Food preparation in the 21st century is, of course, more than sim­ply an extension of the methods developed by primitive peoples cen­turies ago. Indeed, it has become a complex scientific industry that owes as much to the development of modern chemistry as it does to folk traditions and customs. The food industry had its origins in the late 1800s, when chemists began to make discoveries concerning the way in which crops were grown, animals bred and raised, and food processed for human consumption. Chemicals were discovered that added color, flavor, or texture to foods; that retarded decay; that improved the nutritional value of foods; and, in some cases, actually replaced certain natural foods.

Over the past two centuries, chemists have continued to push forward the frontiers of food design and development. Today, virtu­ally every technique that is available to the industrial or research chemist is employed by the food chemist to modify the composition of natural foods or even to create new foods with no counterpart in the real world. One of the great challenges for consumers in the 21st century is to learn more about and decide how to use the host of synthetic and semisynthetic foods now available to them.
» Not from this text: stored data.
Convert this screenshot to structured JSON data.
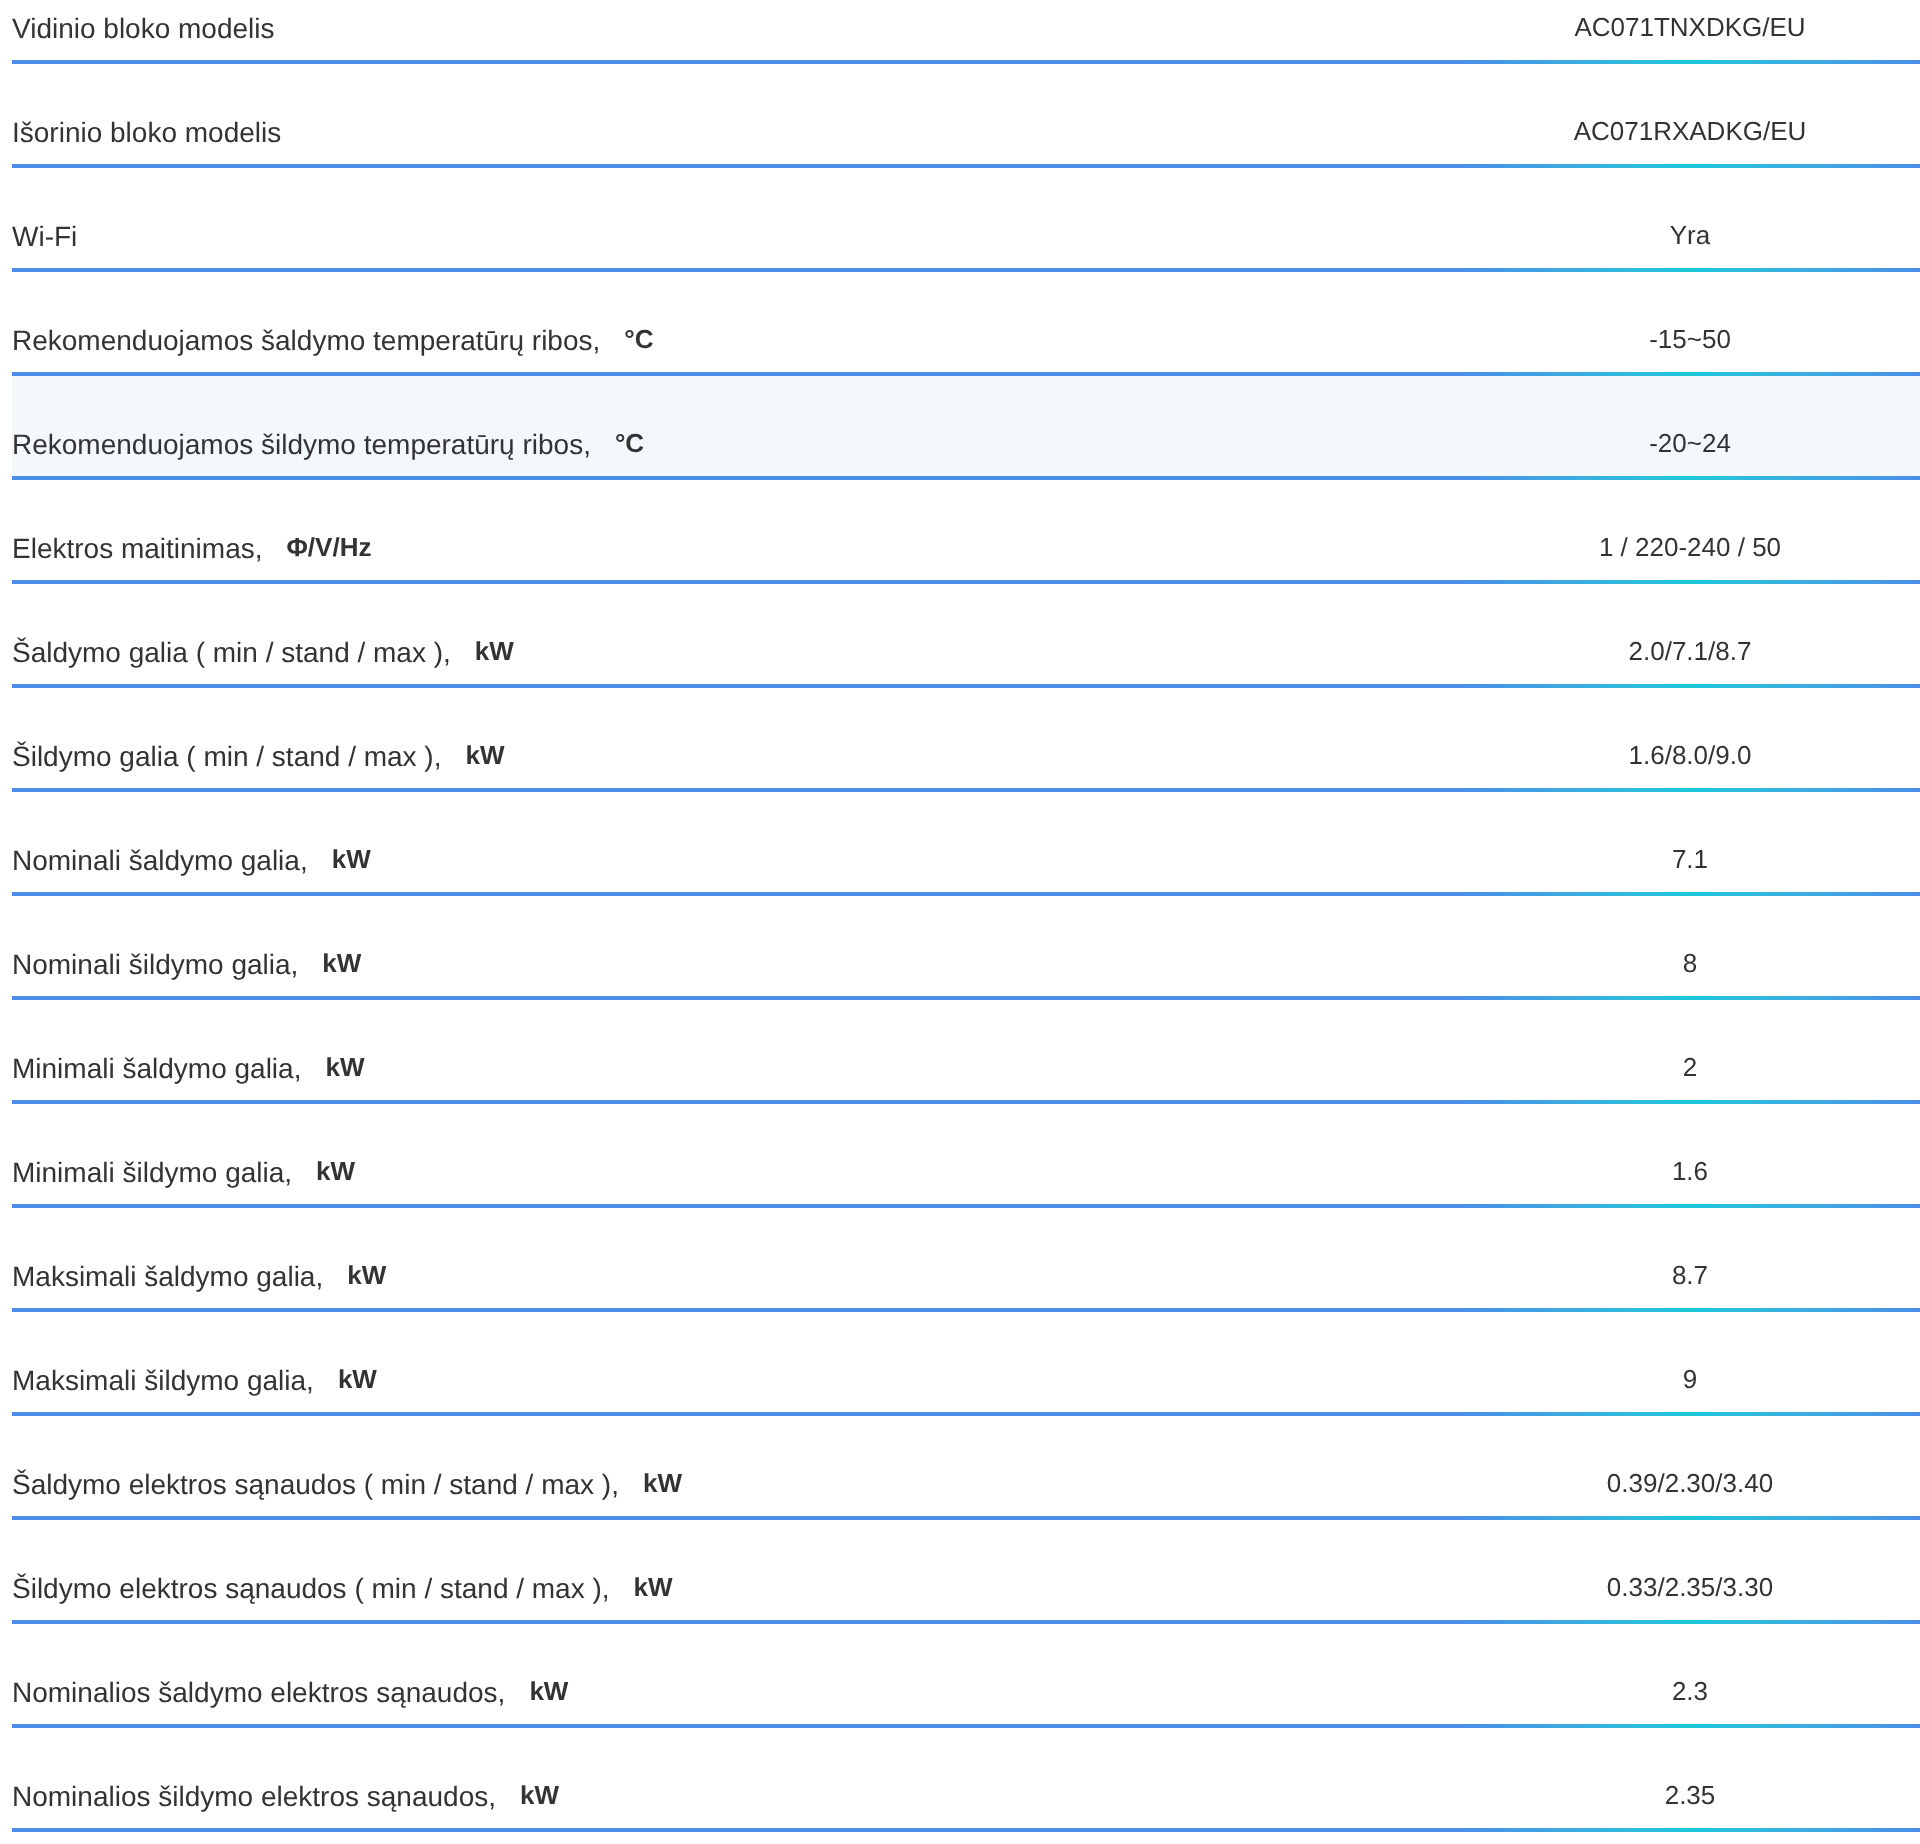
{
  "specs": [
    {
      "label": "Vidinio bloko modelis",
      "value": "AC071TNXDKG/EU",
      "highlighted": false
    },
    {
      "label": "Išorinio bloko modelis",
      "value": "AC071RXADKG/EU",
      "highlighted": false
    },
    {
      "label": "Wi-Fi",
      "value": "Yra",
      "highlighted": false
    },
    {
      "label": "Rekomenduojamos šaldymo temperatūrų ribos,",
      "unit": "°C",
      "value": "-15~50",
      "highlighted": false
    },
    {
      "label": "Rekomenduojamos šildymo temperatūrų ribos,",
      "unit": "°C",
      "value": "-20~24",
      "highlighted": true
    },
    {
      "label": "Elektros maitinimas,",
      "unit": "Φ/V/Hz",
      "value": "1 / 220-240 / 50",
      "highlighted": false
    },
    {
      "label": "Šaldymo galia ( min / stand / max ),",
      "unit": "kW",
      "value": "2.0/7.1/8.7",
      "highlighted": false
    },
    {
      "label": "Šildymo galia ( min / stand / max ),",
      "unit": "kW",
      "value": "1.6/8.0/9.0",
      "highlighted": false
    },
    {
      "label": "Nominali šaldymo galia,",
      "unit": "kW",
      "value": "7.1",
      "highlighted": false
    },
    {
      "label": "Nominali šildymo galia,",
      "unit": "kW",
      "value": "8",
      "highlighted": false
    },
    {
      "label": "Minimali šaldymo galia,",
      "unit": "kW",
      "value": "2",
      "highlighted": false
    },
    {
      "label": "Minimali šildymo galia,",
      "unit": "kW",
      "value": "1.6",
      "highlighted": false
    },
    {
      "label": "Maksimali šaldymo galia,",
      "unit": "kW",
      "value": "8.7",
      "highlighted": false
    },
    {
      "label": "Maksimali šildymo galia,",
      "unit": "kW",
      "value": "9",
      "highlighted": false
    },
    {
      "label": "Šaldymo elektros sąnaudos ( min / stand / max ),",
      "unit": "kW",
      "value": "0.39/2.30/3.40",
      "highlighted": false
    },
    {
      "label": "Šildymo elektros sąnaudos ( min / stand / max ),",
      "unit": "kW",
      "value": "0.33/2.35/3.30",
      "highlighted": false
    },
    {
      "label": "Nominalios šaldymo elektros sąnaudos,",
      "unit": "kW",
      "value": "2.3",
      "highlighted": false
    },
    {
      "label": "Nominalios šildymo elektros sąnaudos,",
      "unit": "kW",
      "value": "2.35",
      "highlighted": false
    }
  ]
}
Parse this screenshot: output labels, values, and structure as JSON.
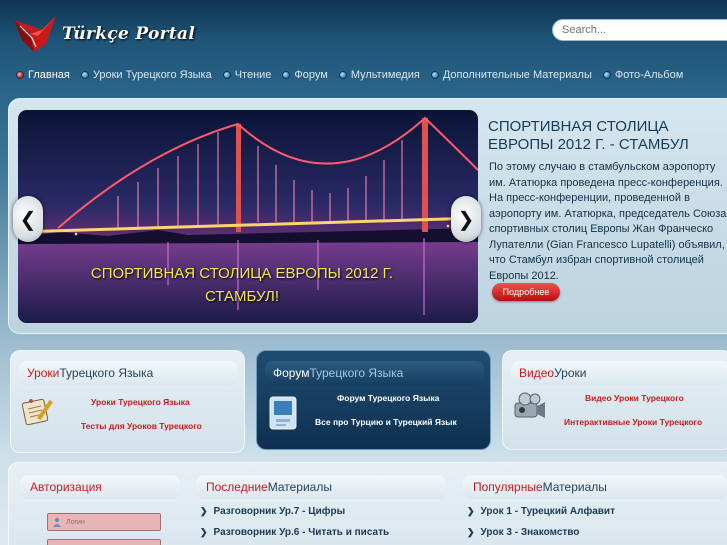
{
  "header": {
    "logo_text": "Türkçe Portal",
    "search_placeholder": "Search..."
  },
  "nav": {
    "items": [
      {
        "label": "Главная",
        "active": true
      },
      {
        "label": "Уроки Турецкого Языка"
      },
      {
        "label": "Чтение"
      },
      {
        "label": "Форум"
      },
      {
        "label": "Мультимедия"
      },
      {
        "label": "Дополнительные Материалы"
      },
      {
        "label": "Фото-Альбом"
      }
    ]
  },
  "hero": {
    "caption_line1": "СПОРТИВНАЯ СТОЛИЦА ЕВРОПЫ 2012 Г.",
    "caption_line2": "СТАМБУЛ!",
    "title": "СПОРТИВНАЯ СТОЛИЦА ЕВРОПЫ 2012 Г. - СТАМБУЛ",
    "text": "По этому случаю в стамбульском аэропорту им. Ататюрка проведена пресс-конференция. На пресс-конференции, проведенной в аэропорту им. Ататюрка, председатель Союза спортивных столиц Европы Жан Франческо Лупателли (Gian Francesco Lupatelli) объявил, что Стамбул избран спортивной столицей Европы 2012.",
    "more_label": "Подробнее",
    "prev_glyph": "❮",
    "next_glyph": "❯"
  },
  "boxes": {
    "lessons": {
      "title_accent": "Уроки",
      "title_rest": " Турецкого Языка",
      "links": [
        "Уроки Турецкого Языка",
        "Тесты для Уроков Турецкого"
      ]
    },
    "forum": {
      "title_accent": "Форум",
      "title_rest": " Турецкого Языка",
      "links": [
        "Форум Турецкого Языка",
        "Все про Турцию и Турецкий Язык"
      ]
    },
    "video": {
      "title_accent": "Видео",
      "title_rest": " Уроки",
      "links": [
        "Видео Уроки Турецкого",
        "Интерактивные Уроки Турецкого"
      ]
    }
  },
  "auth": {
    "title": "Авторизация",
    "login_placeholder": "Логин"
  },
  "latest": {
    "title_accent": "Последние",
    "title_rest": " Материалы",
    "items": [
      "Разговорник Ур.7 - Цифры",
      "Разговорник Ур.6 - Читать и писать"
    ]
  },
  "popular": {
    "title_accent": "Популярные",
    "title_rest": " Материалы",
    "items": [
      "Урок 1 - Турецкий Алфавит",
      "Урок 3 - Знакомство"
    ]
  },
  "colors": {
    "accent_red": "#c41d1d",
    "navy": "#1f3f5d",
    "bg_dark": "#0f3450"
  }
}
The involvement of chemists in food modification practices is a double-edged sword. For all the improvements it may have produced in the diet available to humans, the chemical modification of foods has raised many questions about safety and benefits. Are processed foods really equivalent or preferable to natural foods? Are the pro­cesses by which food is modified relatively safe, or do they carry significant risks for the consumer? Are there limits to the ways in which food can and should be modified? Questions such as these have become part of the daily dialogue of concerned consumers. They are the focus of this book.